Подобно всякому поляку, пан Стефан относился к Степану Бандере враждебно. Но любил подчеркивать: бандеровцы — это одно, украинцы — другое. Непременное тому подтверждение: у него лучший друг — украинец.
Бандера внушал ему и уважение ожесточенным противодействием власти, которая отвергает частную собственность и предпочитает колхозы. Они были равно ненавистны западным украинцам и полякам. Однако такое совпадение не пересиливало национальной вражды, доводящей до взаимного истребления. Хотя в Бещадах изредка случалось, что отряды польских и украинских националистов сообща выступали против властей и Войска Польского.
Но об этих единичных эпизодах я услышу гораздо позже, когда займусь историей генерала Вальтера-Сверчевского.
Сейчас я кейфую в Станиславском кафе размером с кабинет зубного врача, прихлебываю кофе и не подозреваю: вот-вот наступит одна из решающих минут моей жизни. Буду о ней помнить до последнего дня.
Сперва доносится взрыв гранаты. Пан Стефан настораживается, встает.
После взрыва короткие автоматные очереди, одиночные выстрелы.
- Щелянина! — хмуро бросает пан Стефан и направляется к дверям. — Стрельба!
Парочка за соседним столиком не обращает внимания на приближающуюся пальбу. Привыкли.
Сквозь распахнутую дверь я вижу: паника овладевает улицей. Люди мечутся на тротуаре. Женщина с плачущей девочкой вбегает в подъезд,
Я направляюсь к двери, машинально расстегивая кобуру.
Все, что я сейчас делаю, делаю машинально. Досылаю патрон в патронник. Фиксирую происходящее.
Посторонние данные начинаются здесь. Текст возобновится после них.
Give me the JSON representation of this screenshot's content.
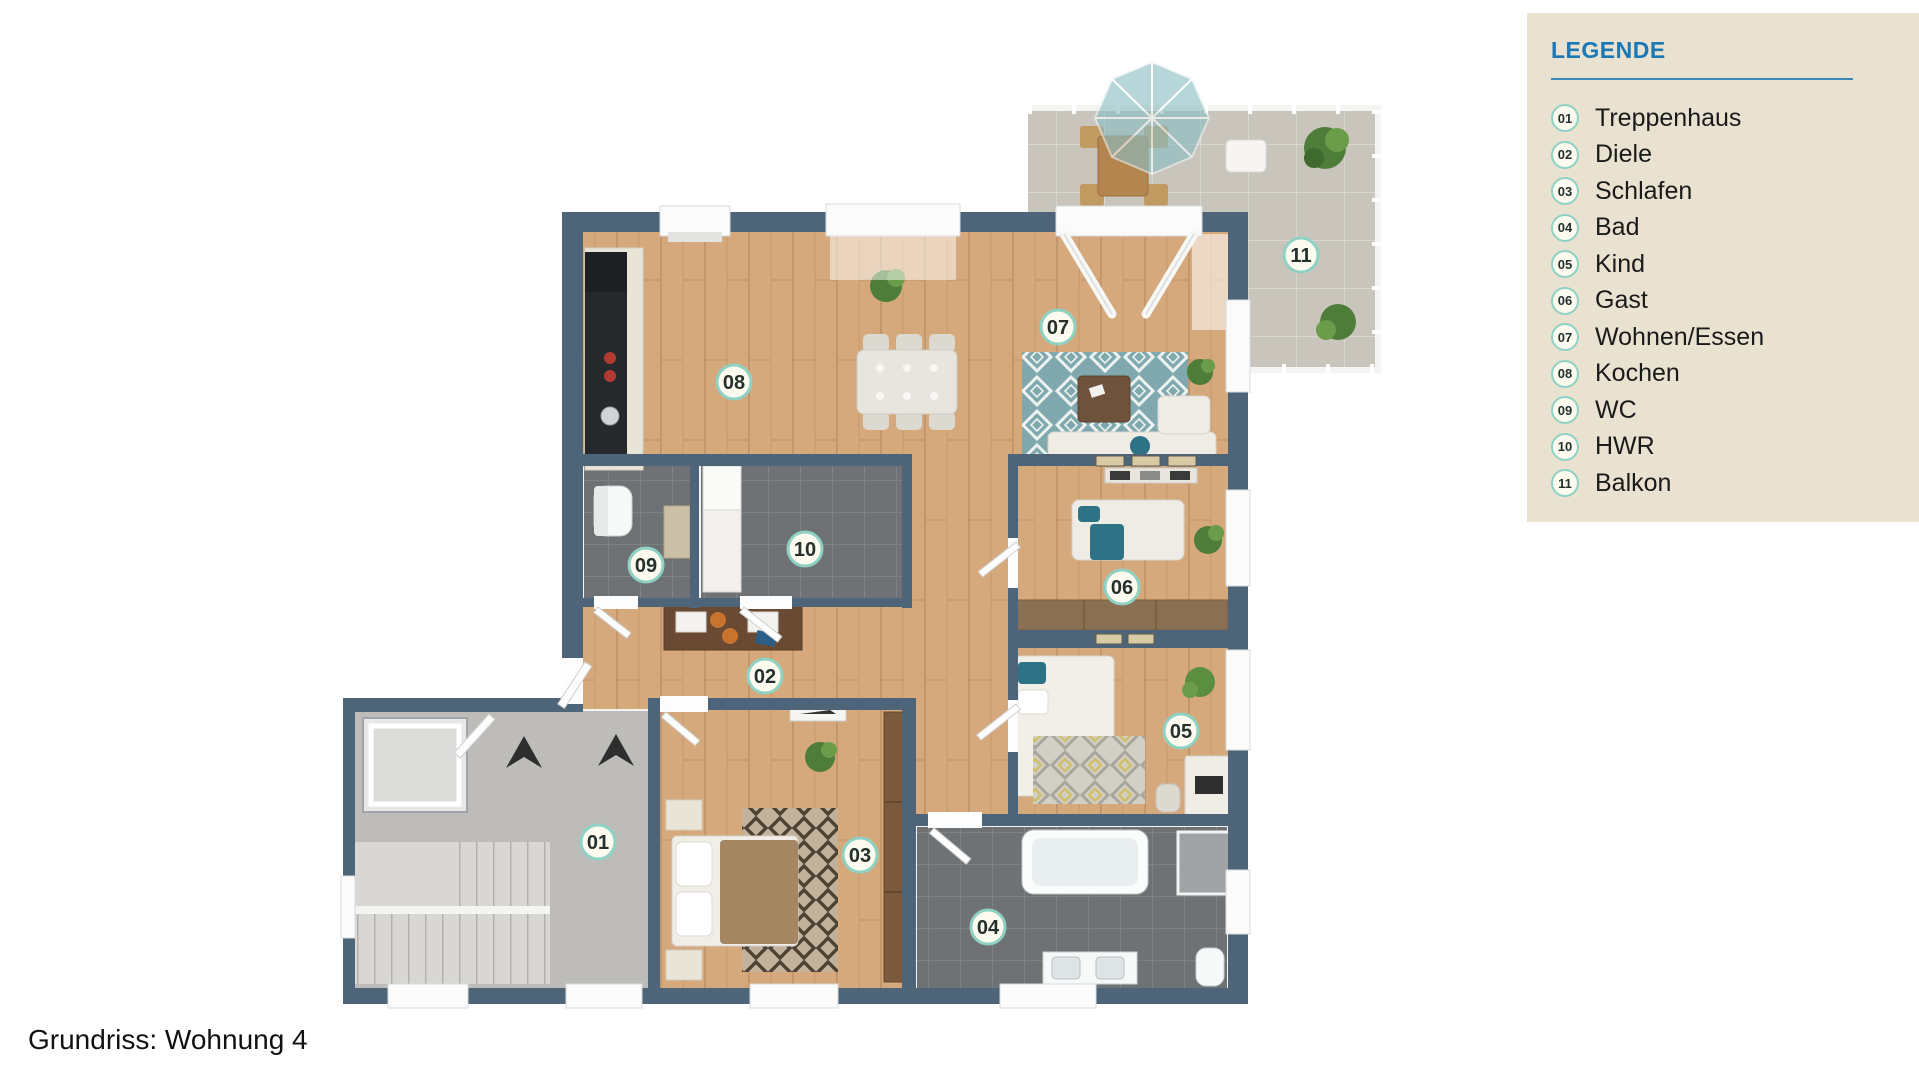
{
  "caption": "Grundriss: Wohnung 4",
  "legend": {
    "title": "LEGENDE",
    "items": [
      {
        "number": "01",
        "label": "Treppenhaus"
      },
      {
        "number": "02",
        "label": "Diele"
      },
      {
        "number": "03",
        "label": "Schlafen"
      },
      {
        "number": "04",
        "label": "Bad"
      },
      {
        "number": "05",
        "label": "Kind"
      },
      {
        "number": "06",
        "label": "Gast"
      },
      {
        "number": "07",
        "label": "Wohnen/Essen"
      },
      {
        "number": "08",
        "label": "Kochen"
      },
      {
        "number": "09",
        "label": "WC"
      },
      {
        "number": "10",
        "label": "HWR"
      },
      {
        "number": "11",
        "label": "Balkon"
      }
    ]
  },
  "colors": {
    "wall": "#4e6479",
    "wood": "#d5a97c",
    "tile-dark": "#6f7274",
    "tile-light": "#c9c5bc",
    "concrete": "#bdbcb9",
    "stair": "#d8d7d4",
    "panel": "#e9e2d1",
    "accent": "#1a78b4",
    "badge-ring": "#8fd2c4",
    "badge-fill": "#fdfaef",
    "teal": "#2e7286",
    "brown-dark": "#7b5a3e",
    "brown-mid": "#8a6f52",
    "text-dark": "#1a1a1a"
  }
}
Люди жмутся к стенам домов. Мостовая пуста. По ней в сторону вокзала бежит человек. Рубаха разорвана. В руке дымится пистолет. Он бьет, не целясь, освобождая себе путь. Уходя от настигающей погони.
Я выбегаю на мостовую.
Он поднимает пистолет до уровня глаз, невидяще нащупывает меня. Но я опережаю. Стреляю в воздух.
Он бессильно опускает руку. «Вальтер» падает на булыжник.
Сзади на беглеца наваливаются.
Я сую свой ТТ в кобуру и, не оглядываясь, быстро ухожу. Не оборачиваюсь на крик: «Товарищ капитан, товарищ капитан!..»
Валитесь все...
- Вы что себе позволяете?! Хотите свои порядочки установить в вооруженных силах!
- Да плевать он хотел на вооруженные силы, ему всего дороже личные интересы!
В узком кабинете на Гоголевском бульваре, вдоль которого растянулся наш родимый Пентагон, два сидевших друг против друга полковника накинулись на меня, едва я переступил порог: «По вашему приказанию явился...»
- Являются только святые. А вы... стыдно сказать.
Я стоял навытяжку посреди тесной комнаты. Два полковника с двух сторон насели на меня — готовы стереть в порошок.
Предсказания бледнолицего капитана, кажется, начинают сбываться. За дверью, когда выйду, подхватят под белы руки — и через десять минут площадь Дзержинского. До Бутырок минут пятнадцать, надо поворачивать на Пушкинской. Предпочел бы Бутырки. «...Ближе к милому приделу». Маме легче носить передачи. Она живет в трехстах метрах от пересечения Новослободской и Лесной улиц, где высится серо-красная громада Бутырок с тюремной мебельной фабрикой, с тюремной больницей.